On May 1, Puerto Rico defaulted on a $422 million bond payment to little fanfare. Congress now has a brief window to address the commonwealth’s lack of options before a $2 billion payment is due July 1—a default that would likely not pass so quietly.

Puerto Rico’s debt has been growing for years but the current impasse is due to a lack of flexibility in how to address it. While blame for the current situation can be spread across both Washington and San Juan, it has two primary sources. First, in the 1980s Congress revoked Puerto Rico’s ability to use Chapter 9 bankruptcy through an amendment that changed the definition of what governments were and were not covered. The second is Article VI, Section 8 of Puerto Rico’s own Constitution, which requires that interest on debt must be paid before any other appropriations can be made. On Sunday, Puerto Rico paid the interest on the debt due on bonds from the Government Development Bank.

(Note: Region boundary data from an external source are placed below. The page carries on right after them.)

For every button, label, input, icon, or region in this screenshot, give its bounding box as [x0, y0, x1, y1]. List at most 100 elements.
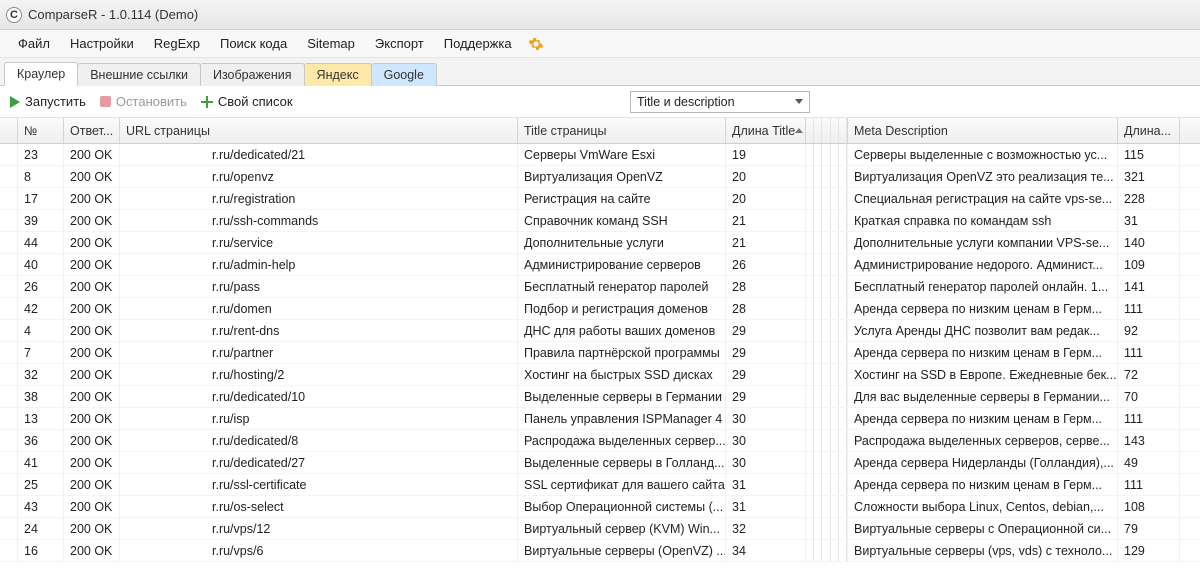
grid-body: 23200 OKr.ru/dedicated/21Серверы VmWare …	[0, 144, 1200, 562]
cell-title: Панель управления ISPManager 4	[518, 408, 726, 429]
title-bar: C ComparseR - 1.0.114 (Demo)	[0, 0, 1200, 30]
cell-num: 40	[18, 254, 64, 275]
menu-regexp[interactable]: RegExp	[146, 32, 208, 55]
stop-label: Остановить	[116, 94, 187, 109]
col-url[interactable]: URL страницы	[120, 118, 518, 143]
grid-header: № Ответ... URL страницы Title страницы Д…	[0, 118, 1200, 144]
cell-meta-length: 49	[1118, 452, 1180, 473]
data-grid: № Ответ... URL страницы Title страницы Д…	[0, 118, 1200, 574]
tab-extlinks[interactable]: Внешние ссылки	[77, 63, 201, 86]
menu-support[interactable]: Поддержка	[436, 32, 520, 55]
cell-title-length: 28	[726, 298, 806, 319]
menu-export[interactable]: Экспорт	[367, 32, 432, 55]
table-row[interactable]: 8200 OKr.ru/openvzВиртуализация OpenVZ20…	[0, 166, 1200, 188]
row-selector[interactable]	[0, 364, 18, 385]
menu-file[interactable]: Файл	[10, 32, 58, 55]
tab-google[interactable]: Google	[371, 63, 437, 86]
table-row[interactable]: 32200 OKr.ru/hosting/2Хостинг на быстрых…	[0, 364, 1200, 386]
row-selector[interactable]	[0, 320, 18, 341]
cell-title-length: 30	[726, 408, 806, 429]
custom-list-button[interactable]: Свой список	[201, 94, 293, 109]
tab-crawler[interactable]: Краулер	[4, 62, 78, 86]
cell-meta-length: 143	[1118, 430, 1180, 451]
table-row[interactable]: 36200 OKr.ru/dedicated/8Распродажа выдел…	[0, 430, 1200, 452]
table-row[interactable]: 44200 OKr.ru/serviceДополнительные услуг…	[0, 232, 1200, 254]
table-row[interactable]: 40200 OKr.ru/admin-helpАдминистрирование…	[0, 254, 1200, 276]
cell-answer: 200 OK	[64, 166, 120, 187]
cell-meta-length: 111	[1118, 474, 1180, 495]
menu-codesearch[interactable]: Поиск кода	[212, 32, 295, 55]
cell-meta-length: 141	[1118, 276, 1180, 297]
row-selector[interactable]	[0, 452, 18, 473]
cell-answer: 200 OK	[64, 474, 120, 495]
cell-answer: 200 OK	[64, 496, 120, 517]
row-selector[interactable]	[0, 166, 18, 187]
row-selector[interactable]	[0, 540, 18, 561]
row-selector[interactable]	[0, 342, 18, 363]
col-meta[interactable]: Meta Description	[848, 118, 1118, 143]
table-row[interactable]: 16200 OKr.ru/vps/6Виртуальные серверы (O…	[0, 540, 1200, 562]
row-selector[interactable]	[0, 254, 18, 275]
menu-sitemap[interactable]: Sitemap	[299, 32, 363, 55]
table-row[interactable]: 38200 OKr.ru/dedicated/10Выделенные серв…	[0, 386, 1200, 408]
table-row[interactable]: 24200 OKr.ru/vps/12Виртуальный сервер (K…	[0, 518, 1200, 540]
cell-title: Подбор и регистрация доменов	[518, 298, 726, 319]
cell-num: 39	[18, 210, 64, 231]
cell-url: r.ru/vps/6	[120, 540, 518, 561]
row-selector[interactable]	[0, 210, 18, 231]
table-row[interactable]: 17200 OKr.ru/registrationРегистрация на …	[0, 188, 1200, 210]
cell-num: 4	[18, 320, 64, 341]
chevron-down-icon	[795, 99, 803, 104]
row-selector[interactable]	[0, 276, 18, 297]
tab-images[interactable]: Изображения	[200, 63, 305, 86]
gear-icon[interactable]	[528, 36, 544, 52]
filter-select[interactable]: Title и description	[630, 91, 810, 113]
cell-num: 43	[18, 496, 64, 517]
row-selector[interactable]	[0, 298, 18, 319]
cell-title: Серверы VmWare Esxi	[518, 144, 726, 165]
cell-meta-length: 111	[1118, 342, 1180, 363]
cell-answer: 200 OK	[64, 254, 120, 275]
cell-title-length: 29	[726, 320, 806, 341]
cell-title: Бесплатный генератор паролей	[518, 276, 726, 297]
col-title[interactable]: Title страницы	[518, 118, 726, 143]
row-selector-header[interactable]	[0, 118, 18, 143]
cell-spacer	[806, 342, 848, 363]
row-selector[interactable]	[0, 408, 18, 429]
cell-title: ДНС для работы ваших доменов	[518, 320, 726, 341]
table-row[interactable]: 23200 OKr.ru/dedicated/21Серверы VmWare …	[0, 144, 1200, 166]
table-row[interactable]: 42200 OKr.ru/domenПодбор и регистрация д…	[0, 298, 1200, 320]
stop-button[interactable]: Остановить	[100, 94, 187, 109]
table-row[interactable]: 43200 OKr.ru/os-selectВыбор Операционной…	[0, 496, 1200, 518]
row-selector[interactable]	[0, 430, 18, 451]
row-selector[interactable]	[0, 232, 18, 253]
row-selector[interactable]	[0, 188, 18, 209]
custom-list-label: Свой список	[218, 94, 293, 109]
table-row[interactable]: 7200 OKr.ru/partnerПравила партнёрской п…	[0, 342, 1200, 364]
table-row[interactable]: 25200 OKr.ru/ssl-certificateSSL сертифик…	[0, 474, 1200, 496]
table-row[interactable]: 41200 OKr.ru/dedicated/27Выделенные серв…	[0, 452, 1200, 474]
cell-meta: Аренда сервера Нидерланды (Голландия),..…	[848, 452, 1118, 473]
row-selector[interactable]	[0, 144, 18, 165]
menu-settings[interactable]: Настройки	[62, 32, 142, 55]
table-row[interactable]: 13200 OKr.ru/ispПанель управления ISPMan…	[0, 408, 1200, 430]
col-meta-length[interactable]: Длина...	[1118, 118, 1180, 143]
sort-asc-icon	[795, 128, 803, 133]
cell-num: 17	[18, 188, 64, 209]
table-row[interactable]: 26200 OKr.ru/passБесплатный генератор па…	[0, 276, 1200, 298]
cell-spacer	[806, 210, 848, 231]
row-selector[interactable]	[0, 474, 18, 495]
start-button[interactable]: Запустить	[10, 94, 86, 109]
row-selector[interactable]	[0, 386, 18, 407]
row-selector[interactable]	[0, 518, 18, 539]
row-selector[interactable]	[0, 496, 18, 517]
table-row[interactable]: 4200 OKr.ru/rent-dnsДНС для работы ваших…	[0, 320, 1200, 342]
col-num[interactable]: №	[18, 118, 64, 143]
play-icon	[10, 96, 20, 108]
col-title-length[interactable]: Длина Title	[726, 118, 806, 143]
tab-yandex[interactable]: Яндекс	[304, 63, 372, 86]
col-spacer[interactable]	[806, 118, 848, 143]
cell-url: r.ru/dedicated/27	[120, 452, 518, 473]
table-row[interactable]: 39200 OKr.ru/ssh-commandsСправочник кома…	[0, 210, 1200, 232]
col-answer[interactable]: Ответ...	[64, 118, 120, 143]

An important payment that was also made Monday was $1.5 million to the general-obligation debt, the bonds that are constitutionally backed. On July 1, the general-obligation debt payment will be $805 million, and an additional $1.2 billion in other debts are due that day. With the U.S. territory projected to be unable to make its July 1 payments, there are fears that appropriations for public services, including hospitals and other emergency services, will be rescinded in order to comply with the Puerto Rican Constitution. This challenge is compounded by Puerto Rico’s exclusion from Chapter 9 bankruptcy, the result of a 1984 law that revoked the commonwealth’s eligibility.

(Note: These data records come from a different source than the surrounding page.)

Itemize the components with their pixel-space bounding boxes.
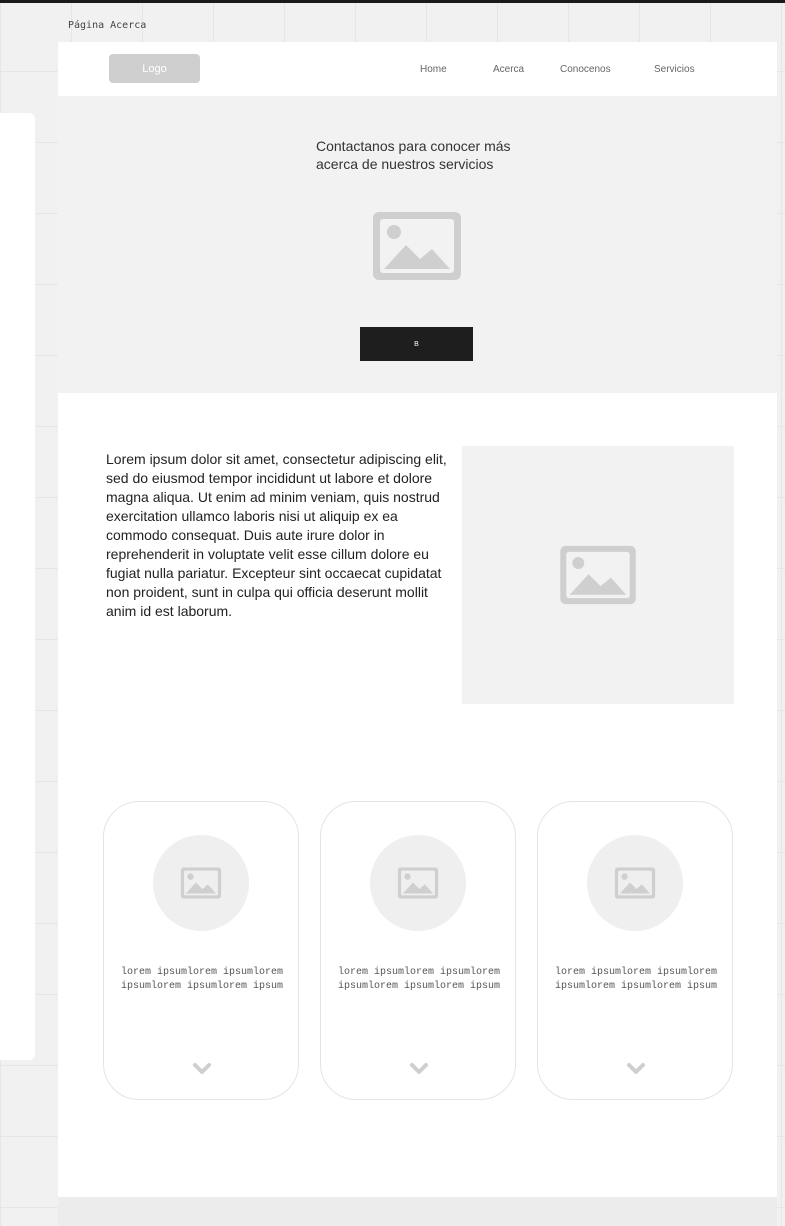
image-placeholder-icon	[397, 867, 439, 899]
chevron-down-icon[interactable]	[409, 1062, 429, 1076]
service-card[interactable]: lorem ipsumlorem ipsumlorem ipsumlorem i…	[537, 801, 733, 1100]
chevron-down-icon[interactable]	[192, 1062, 212, 1076]
left-side-panel	[0, 113, 35, 1060]
card-text: lorem ipsumlorem ipsumlorem ipsumlorem i…	[120, 967, 284, 992]
nav-link-servicios[interactable]: Servicios	[654, 64, 695, 75]
nav-link-home[interactable]: Home	[420, 64, 447, 75]
hero-heading-line-1: Contactanos para conocer más	[316, 138, 511, 154]
top-rule	[0, 0, 785, 3]
card-icon-circle	[153, 835, 249, 931]
artboard-label[interactable]: Página Acerca	[68, 20, 146, 31]
site-header: Logo Home Acerca Conocenos Servicios	[58, 42, 777, 96]
hero-cta-button[interactable]: B	[360, 327, 473, 361]
image-placeholder-icon	[614, 867, 656, 899]
main-nav: Home Acerca Conocenos Servicios	[58, 64, 777, 78]
nav-link-conocenos[interactable]: Conocenos	[560, 64, 611, 75]
card-text: lorem ipsumlorem ipsumlorem ipsumlorem i…	[554, 967, 718, 992]
card-icon-circle	[587, 835, 683, 931]
service-card[interactable]: lorem ipsumlorem ipsumlorem ipsumlorem i…	[320, 801, 516, 1100]
card-text: lorem ipsumlorem ipsumlorem ipsumlorem i…	[337, 967, 501, 992]
chevron-down-icon[interactable]	[626, 1062, 646, 1076]
hero-section: Contactanos para conocer más acerca de n…	[58, 96, 777, 393]
hero-heading: Contactanos para conocer más acerca de n…	[316, 137, 576, 173]
image-placeholder-icon	[180, 867, 222, 899]
footer-placeholder	[58, 1197, 777, 1226]
artboard: Logo Home Acerca Conocenos Servicios Con…	[58, 42, 777, 1226]
nav-link-acerca[interactable]: Acerca	[493, 64, 524, 75]
service-card[interactable]: lorem ipsumlorem ipsumlorem ipsumlorem i…	[103, 801, 299, 1100]
image-placeholder-icon	[373, 212, 461, 280]
content-image	[462, 446, 734, 704]
image-placeholder-icon	[560, 545, 636, 605]
about-paragraph: Lorem ipsum dolor sit amet, consectetur …	[106, 451, 447, 619]
hero-heading-line-2: acerca de nuestros servicios	[316, 156, 494, 172]
card-icon-circle	[370, 835, 466, 931]
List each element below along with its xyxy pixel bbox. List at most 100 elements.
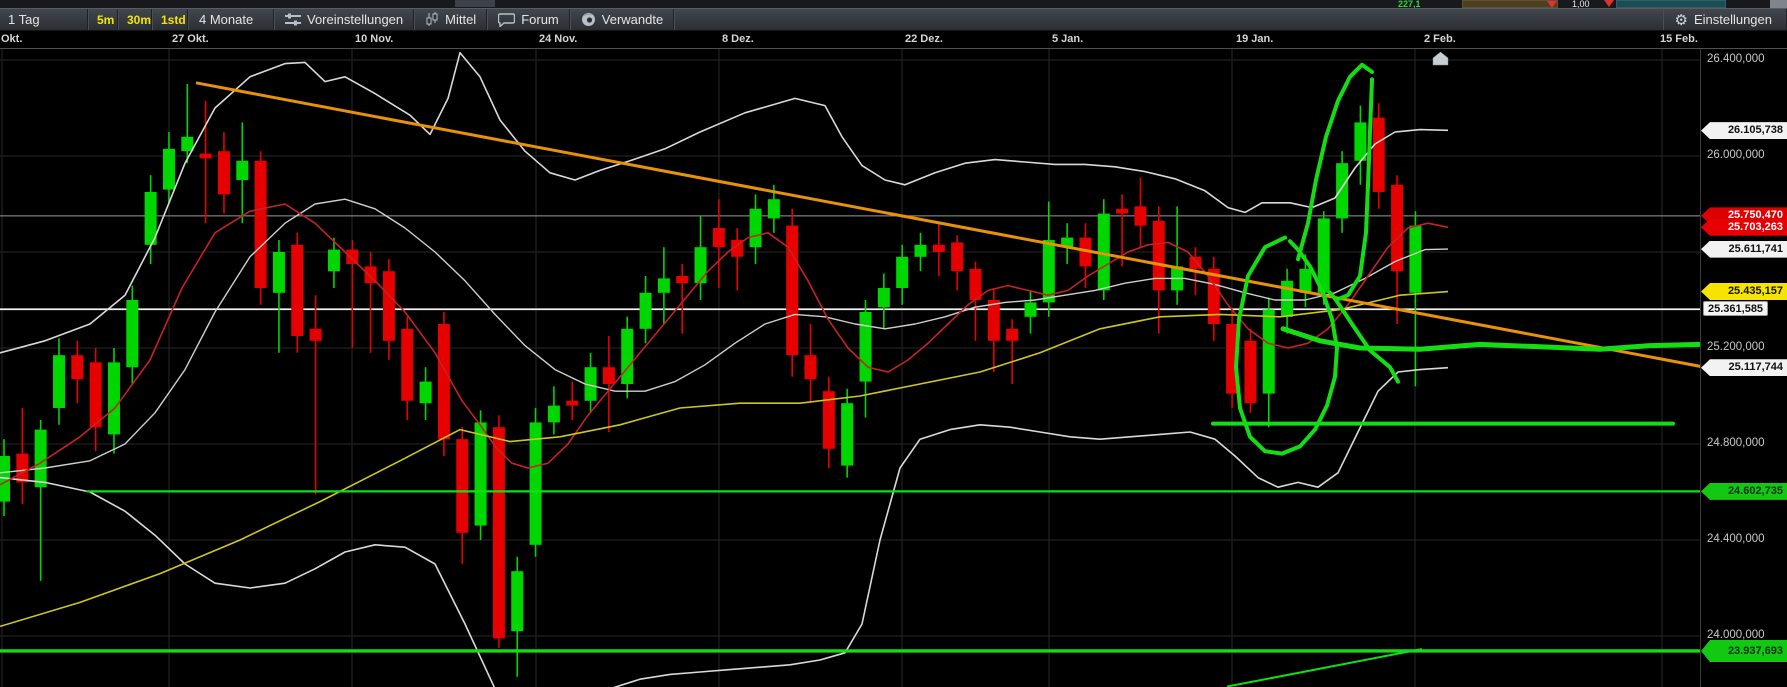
candle-body (1354, 122, 1366, 160)
price-tag: 25.703,263 (1701, 219, 1787, 236)
candle-body (291, 245, 303, 336)
candle-body (658, 278, 670, 292)
candle-body (16, 454, 28, 483)
price-tag-boxed: 25.361,585 (1703, 301, 1768, 316)
toolbar-item-label: Forum (521, 12, 559, 27)
toolbar-item-label: 1 Tag (8, 12, 40, 27)
candle-body (255, 161, 267, 288)
candle-body (181, 137, 193, 151)
candles-icon (425, 12, 439, 27)
candle-body (420, 382, 432, 404)
candle-body (768, 199, 780, 218)
candle-body (988, 300, 1000, 341)
candle-body (126, 300, 138, 367)
dropdown-fragment-left[interactable] (1462, 0, 1558, 8)
candle-body (841, 403, 853, 465)
price-tag: 25.117,744 (1701, 359, 1787, 376)
toolbar-item-4-monate[interactable]: 4 Monate (188, 9, 274, 30)
quote-fragment: 227,1 (1398, 0, 1421, 8)
candle-body (969, 269, 981, 300)
date-label: 15 Feb. (1660, 33, 1698, 45)
candle-body (951, 242, 963, 271)
price-tag: 23.937,693 (1701, 640, 1787, 662)
candle-body (530, 422, 542, 544)
toolbar-item-label: 4 Monate (199, 12, 253, 27)
candle-body (1024, 302, 1036, 316)
candle-body (786, 226, 798, 356)
chart-canvas[interactable] (0, 49, 1700, 687)
candle-body (1006, 329, 1018, 341)
candle-body (1263, 310, 1275, 394)
candle-body (1391, 185, 1403, 271)
candle-body (71, 355, 83, 379)
converging-line (1228, 649, 1421, 686)
trading-app-window: 227,1 1,00 1 Tag 5m 30m1std 4 Monate Voreins… (0, 0, 1787, 687)
candle-body (805, 355, 817, 379)
candle-body (603, 367, 615, 384)
gear-icon: ⚙ (1674, 11, 1687, 29)
top-notch (455, 0, 495, 7)
value-fragment: 1,00 (1572, 0, 1590, 8)
price-label: 24.000,000 (1707, 629, 1765, 641)
toolbar-item-label: Mittel (445, 12, 476, 27)
toolbar-item-1-tag[interactable]: 1 Tag (0, 9, 88, 30)
price-axis[interactable]: 26.400,00026.000,00025.200,00024.800,000… (1700, 49, 1787, 687)
candle-body (1244, 341, 1256, 403)
toolbar-item-30m[interactable]: 30m (118, 9, 152, 30)
candle-body (548, 406, 560, 423)
candle-body (511, 571, 523, 631)
toolbar-item-1std[interactable]: 1std (152, 9, 188, 30)
candle-body (493, 427, 505, 638)
latest-marker[interactable] (1433, 52, 1448, 65)
settings-button[interactable]: ⚙ Einstellungen (1663, 9, 1787, 30)
candle-body (1299, 269, 1311, 293)
candle-body (933, 245, 945, 252)
candle-body (475, 422, 487, 525)
toolbar-item-5m[interactable]: 5m (88, 9, 118, 30)
price-label: 26.000,000 (1707, 149, 1765, 161)
candle-body (878, 288, 890, 307)
candle-body (53, 355, 65, 408)
toolbar-item-verwandte[interactable]: Verwandte (570, 9, 674, 30)
toolbar-item-forum[interactable]: Forum (487, 9, 570, 30)
candle-body (35, 430, 47, 488)
candle-body (273, 252, 285, 293)
dropdown-arrow-icon (1547, 1, 1557, 8)
top-strip: 227,1 1,00 (0, 0, 1787, 8)
candle-body (915, 245, 927, 257)
candle-body (676, 276, 688, 283)
price-label: 24.400,000 (1707, 533, 1765, 545)
candle-body (860, 312, 872, 382)
candle-body (1043, 240, 1055, 302)
price-tag: 24.602,735 (1701, 483, 1787, 500)
candle-body (218, 151, 230, 194)
drawn-tail (1336, 300, 1398, 382)
date-label: 2 Feb. (1424, 33, 1456, 45)
settings-label: Einstellungen (1694, 12, 1772, 27)
drawn-hstroke (1283, 329, 1700, 349)
toolbar-item-mittel[interactable]: Mittel (414, 9, 487, 30)
date-axis[interactable]: Okt.27 Okt.10 Nov.24 Nov.8 Dez.22 Dez.5 … (0, 31, 1787, 49)
price-tag: 25.611,741 (1701, 241, 1787, 258)
dropdown-arrow-icon (1604, 0, 1614, 7)
candle-body (1373, 118, 1385, 192)
date-label: 5 Jan. (1052, 33, 1083, 45)
dropdown-fragment-right[interactable] (1616, 0, 1726, 8)
sliders-icon (285, 13, 301, 27)
candle-body (236, 161, 248, 180)
candle-body (713, 228, 725, 247)
toolbar-item-voreinstellungen[interactable]: Voreinstellungen (274, 9, 414, 30)
candle-body (1409, 226, 1421, 293)
candle-body (1153, 221, 1165, 291)
candle-body (200, 154, 212, 159)
candle-body (621, 329, 633, 384)
candle-body (346, 250, 358, 264)
candle-body (383, 271, 395, 341)
date-label: 22 Dez. (905, 33, 943, 45)
date-label: 10 Nov. (355, 33, 393, 45)
eye-icon (581, 12, 596, 27)
price-label: 25.200,000 (1707, 341, 1765, 353)
candle-body (1134, 206, 1146, 225)
candle-body (896, 257, 908, 288)
toolbar-item-label: 5m (97, 13, 114, 27)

The result is that Puerto Rico is facing a series of “cascading defaults,” according to U.S. Treasury Secretary Jack Lew, with vital public services in the balance and almost no tools available to the government. Lew has urged Congress to act before the July 1 deadline to provide a mechanism for Puerto Rico to restructure its debt and put in place a new financial oversight board. In his efforts to address the crisis, Rep. Rob Bishop, chairman of the Committee on Natural Resources, which has jurisdiction over U.S. territories, is working to develop legislation which would provide a release valve for the immediate crisis while also installing an oversight board to ensure long-term fiscal sustainability. Bishop and the committee’s work is critically urgent since Puerto Rico’s debt payments due on July 1 could result in a shutdown of public services including hospitals and emergency response services in the midst of the Zika outbreak, impact delivery of public utilities, and close schools .  All of these impacts would worsen the island’s already significant out-migration as people move to the mainland U.S. further depleting the tax base from which the government can draw to pay its debts.

As many states grapple with significant public debts and unfunded pension liabilities, Bishop sought to diffuse any speculation that legislation being developed could set a precedent. “Puerto Rico is not a state and any program dealing with it, or any territory, will not impact, nor set precedents for, states or municipalities,” he said in the statement.